Real-World Example: A Bank Account System

Putting it together — encapsulation (private balance), inheritance (a savings account), and a dunder method, in one small but realistic class hierarchy.

class BankAccount:
    def __init__(self, owner, balance=0):
        self.owner = owner
        self._balance = balance

    def deposit(self, amount):
        if amount <= 0:
            raise ValueError("Deposit must be positive")
        self._balance += amount
        return self._balance

    def withdraw(self, amount):
        if amount > self._balance:
            raise ValueError("Insufficient funds")
        self._balance -= amount
        return self._balance

    def __str__(self):
        return f"{self.owner}'s account: ${self._balance}"

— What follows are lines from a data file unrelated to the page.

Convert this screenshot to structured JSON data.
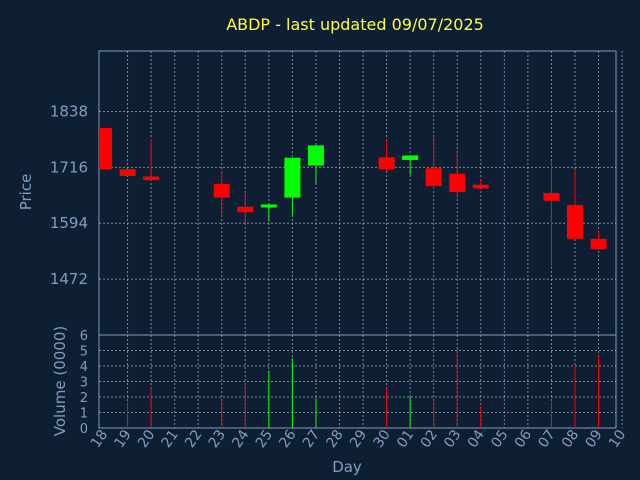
{
  "chart_data": {
    "type": "candlestick",
    "title": "ABDP - last updated 09/07/2025",
    "xlabel": "Day",
    "ylabel": "Price",
    "volume_label": "Volume (0000)",
    "price_ticks": [
      1472,
      1594,
      1716,
      1838
    ],
    "volume_ticks": [
      0,
      1,
      2,
      3,
      4,
      5,
      6
    ],
    "ylim": [
      1350,
      1970
    ],
    "volume_ylim": [
      0,
      6
    ],
    "grid": true,
    "colors": {
      "up": "#00ff00",
      "down": "#ff0000",
      "title": "#ffff33",
      "axis": "#7f9ec0",
      "background": "#0f1f33"
    },
    "days": [
      "18",
      "19",
      "20",
      "21",
      "22",
      "23",
      "24",
      "25",
      "26",
      "27",
      "28",
      "29",
      "30",
      "01",
      "02",
      "03",
      "04",
      "05",
      "06",
      "07",
      "08",
      "09",
      "10"
    ],
    "candles": [
      {
        "day": "18",
        "open": 1802,
        "close": 1712,
        "high": 1802,
        "low": 1712,
        "volume": 0
      },
      {
        "day": "19",
        "open": 1712,
        "close": 1697,
        "high": 1712,
        "low": 1697,
        "volume": 1.7
      },
      {
        "day": "20",
        "open": 1696,
        "close": 1688,
        "high": 1778,
        "low": 1688,
        "volume": 2.6
      },
      {
        "day": "23",
        "open": 1680,
        "close": 1650,
        "high": 1708,
        "low": 1608,
        "volume": 1.9
      },
      {
        "day": "24",
        "open": 1630,
        "close": 1618,
        "high": 1660,
        "low": 1590,
        "volume": 2.9
      },
      {
        "day": "25",
        "open": 1630,
        "close": 1635,
        "high": 1638,
        "low": 1598,
        "volume": 3.7
      },
      {
        "day": "26",
        "open": 1650,
        "close": 1737,
        "high": 1737,
        "low": 1610,
        "volume": 4.5
      },
      {
        "day": "27",
        "open": 1720,
        "close": 1764,
        "high": 1764,
        "low": 1680,
        "volume": 1.9
      },
      {
        "day": "30",
        "open": 1738,
        "close": 1712,
        "high": 1778,
        "low": 1708,
        "volume": 2.6
      },
      {
        "day": "01",
        "open": 1732,
        "close": 1742,
        "high": 1742,
        "low": 1700,
        "volume": 2.0
      },
      {
        "day": "02",
        "open": 1714,
        "close": 1675,
        "high": 1782,
        "low": 1670,
        "volume": 1.8
      },
      {
        "day": "03",
        "open": 1702,
        "close": 1662,
        "high": 1754,
        "low": 1650,
        "volume": 5.1
      },
      {
        "day": "04",
        "open": 1678,
        "close": 1670,
        "high": 1690,
        "low": 1670,
        "volume": 1.4
      },
      {
        "day": "07",
        "open": 1660,
        "close": 1643,
        "high": 1730,
        "low": 1500,
        "volume": 1.7
      },
      {
        "day": "08",
        "open": 1634,
        "close": 1560,
        "high": 1712,
        "low": 1560,
        "volume": 4.0
      },
      {
        "day": "09",
        "open": 1560,
        "close": 1538,
        "high": 1576,
        "low": 1538,
        "volume": 4.7
      }
    ]
  }
}
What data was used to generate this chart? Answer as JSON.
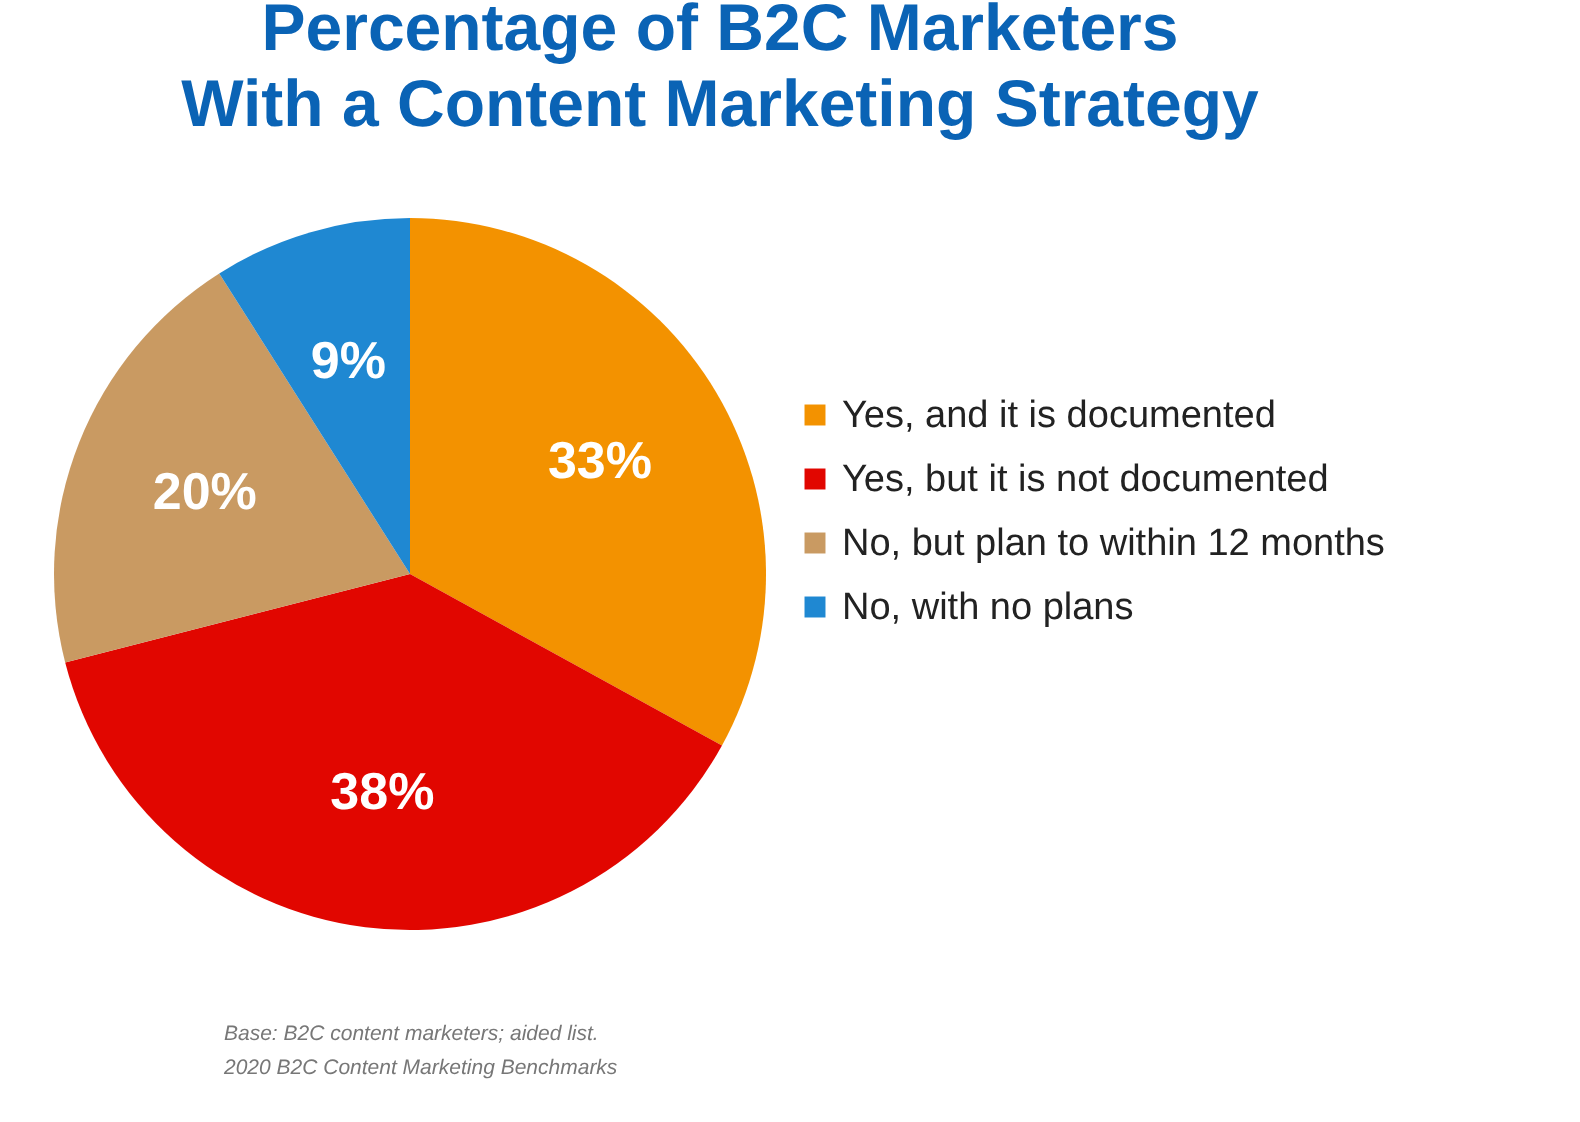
{
  "chart_data": {
    "type": "pie",
    "title": "Percentage of B2C Marketers\nWith a Content Marketing Strategy",
    "categories": [
      "Yes, and it is documented",
      "Yes, but it is not documented",
      "No, but plan to within 12 months",
      "No, with no plans"
    ],
    "values": [
      33,
      38,
      20,
      9
    ],
    "colors": [
      "#f39200",
      "#e10600",
      "#c99a62",
      "#1f88d2"
    ],
    "value_labels": [
      "33%",
      "38%",
      "20%",
      "9%"
    ],
    "legend": "right",
    "annotations": [
      "Base: B2C content marketers; aided list.",
      "2020 B2C Content Marketing Benchmarks"
    ]
  }
}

class SavingsAccount(BankAccount):
    def __init__(self, owner, balance=0, rate=0.05):
        super().__init__(owner, balance)
        self.rate = rate

    def add_interest(self):
        self._balance += self._balance * self.rate
        return self._balance

acc = SavingsAccount("Tushar", 1000)
acc.deposit(500)
acc.add_interest()
print(acc)

Output:

Tushar's account: $1575.0

Common Mistakes to Avoid

  • Forgetting self in method definitions or when accessing attributes.
  • Using a mutable default like def __init__(self, items=[]) — the list is shared across instances. Use None and create inside.
  • Confusing class and instance attributes — reassigning a mutable class attribute affects every object.
  • Skipping super().__init__() in a child class, leaving the parent's state unset.
  • Thinking __private is truly private — it is only name-mangled, not locked.

Summary Table

ConceptKeyword / SyntaxPurpose
Classclass Name:Blueprint for objects
Constructor__init__(self)Initialize object state
Encapsulation_x / __x / @propertyControl access to data
Inheritanceclass Child(Parent) + super()Reuse and extend
Polymorphismmethod overriding / duck typingSame call, many forms
AbstractionABC, @abstractmethodDefine a required interface
Dunder methods__str__, __eq__, __add__Integrate with built-ins/operators

Conclusion

OOP gives you a vocabulary for modelling real systems: classes describe things, objects are the things, and the four pillars — encapsulation, inheritance, polymorphism and abstraction — keep large codebases organized and reusable. Add dunder methods and your objects behave like first-class Python citizens.

Practice by modelling something you know: a playlist, a to-do list, a deck of cards. Once the four pillars click, frameworks like Django (models) and data libraries (custom classes) become far easier to read.